Макар Чудра и многое другое... - читать онлайн книгу. Автор: Максим Горький cтр.№ 32

читать книги онлайн бесплатно
 
 

Онлайн книга - Макар Чудра и многое другое... | Автор книги - Максим Горький

Cтраница 32
читать онлайн книги бесплатно

Лучше всех рассказывала Наталья Козловская, женщина лет за тридцать, свежая, крепкая, с насмешливыми глазами, с каким-то особенно гибким и острым языком. Она пользовалась вниманием всех подруг, с нею советовались о разных делах и уважали её за ловкость в работе, за аккуратную одежду, за то, что она отдала дочь учиться в гимназию. Когда она, сгибаясь под тяжестью двух корзин с мокрым бельём, спускалась с горы по скользкой тропе, её встречали весело, заботливо спрашивали:

– Как дочка-то?

– Ничего, спасибо, учится, слава богу!

– Гляди – барыней будет?

– А того ради и учу. Откуда баре, холёные хари? Все из нас, из черноты земной, а откуда ещё-то? Чем больше науки, тем длинней руки, больше возьмут; а кем больше взято, у того дело и свято… Бог посылает нас сюда глупыми детьми, а назад требует умными стариками, значит – надо учиться!

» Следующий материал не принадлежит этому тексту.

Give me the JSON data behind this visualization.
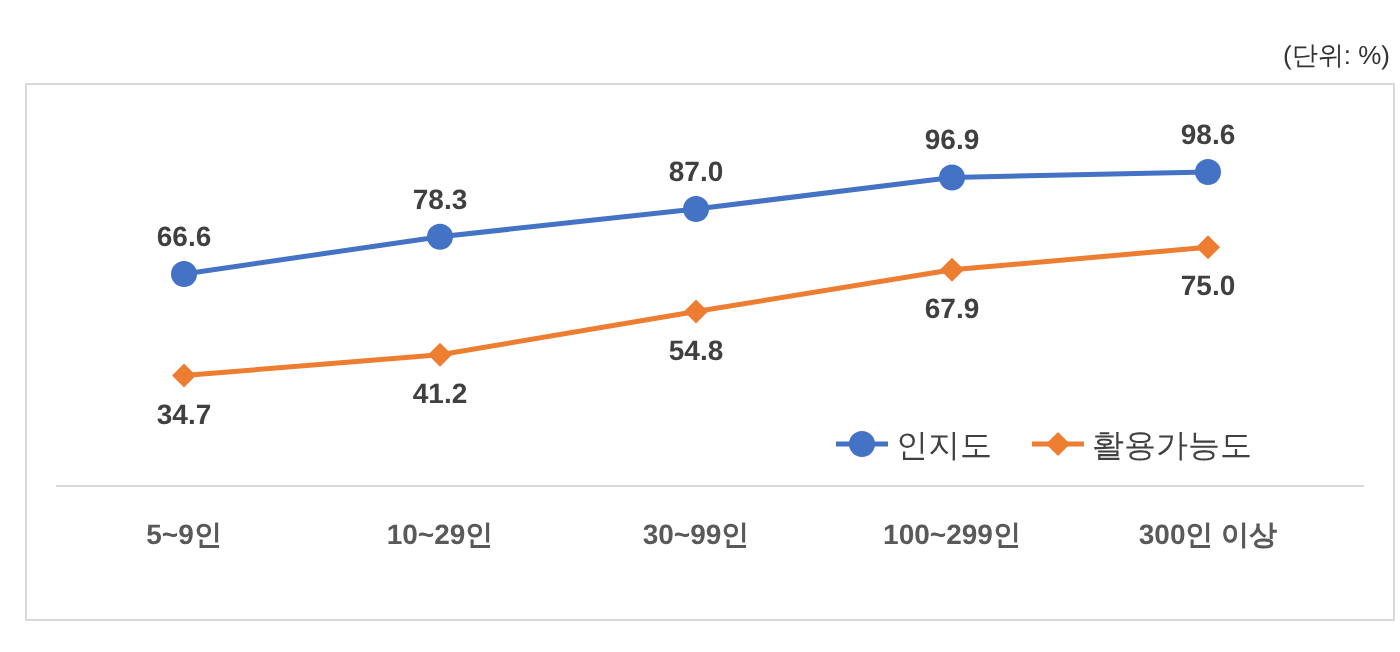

Когда она говорила, все молчали, внимательно слушая складную, уверенную речь. Её хвалили в глаза и за глаза, удивлялись её выносливости, разуму, но – никто не подражал ей. Она обшила себе рукава кофты рыжей кожей от голенища сапога, – это позволяло ей не обнажать рук по локти, не мочить рукава. Все говорили, что она хорошо придумала, но никто не сделал этого себе, а когда сделал я – меня осмеяли:

– Эх ты, у бабы разуму учишься?

Про дочь её говорили:

– Эко важное дело! Ну, одной барыней больше будет, легко ли? Да, может, ещё и не доучится, помрёт…

– Тоже ведь и учёные не сладко живут: вон у Бахилова дочь-то училась-училась, да и сама в учительши пошла, ну, а коли учительша, значит – вековуша…

– Конешно! Замуж-то и без грамоты возьмут, было бы за что взять…

– Бабий ум не в голове…

Было странно и неловко слушать, что они сами о себе говорят столь бесстыдно. Я знал, как говорят о женщинах матросы, солдаты, землекопы, я видел, что мужчины всегда хвастаются друг перед другом своей ловкостью в обманах женщин, выносливостью в сношениях с ними; я чувствовал, что они относятся к «бабам» враждебно, но почти всегда за рассказами мужчин о своих победах, вместе с хвастовством, звучало что-то, позволявшее мне думать, что в этих рассказах хвастовства и выдумки больше, чем правды.

Прачки не рассказывали друг другу о своих любовных приключениях, но во всём, что говорилось ими о мужиках, я слышал чувство насмешливое, злое и думал, что, пожалуй, это правда: баба – сила!

– Как ни кружись, с кем ни дружись, а к бабе придёшь, не минуешь, сказала однажды Наталья, и какая-то старуха простуженным голосом крикнула ей:

– А куда кроме? От бога и то к нам уходят, монахи-те, отшельники-те…

Эти разговоры под плачущий плеск воды, шлёпанье мокрых тряпок, на дне оврага, в грязной щели, которую даже зимний снег не мог прикрыть своим чистым покровом, эти бесстыдные, злые беседы о тайном, о том, откуда все племена и народы, вызывали у меня пугливое отвращение, отталкивая мысль и чувство в сторону от «романов», назойливо окружавших меня; с понятием о «романе» у меня прочно связалось представление о грязной, распутной истории.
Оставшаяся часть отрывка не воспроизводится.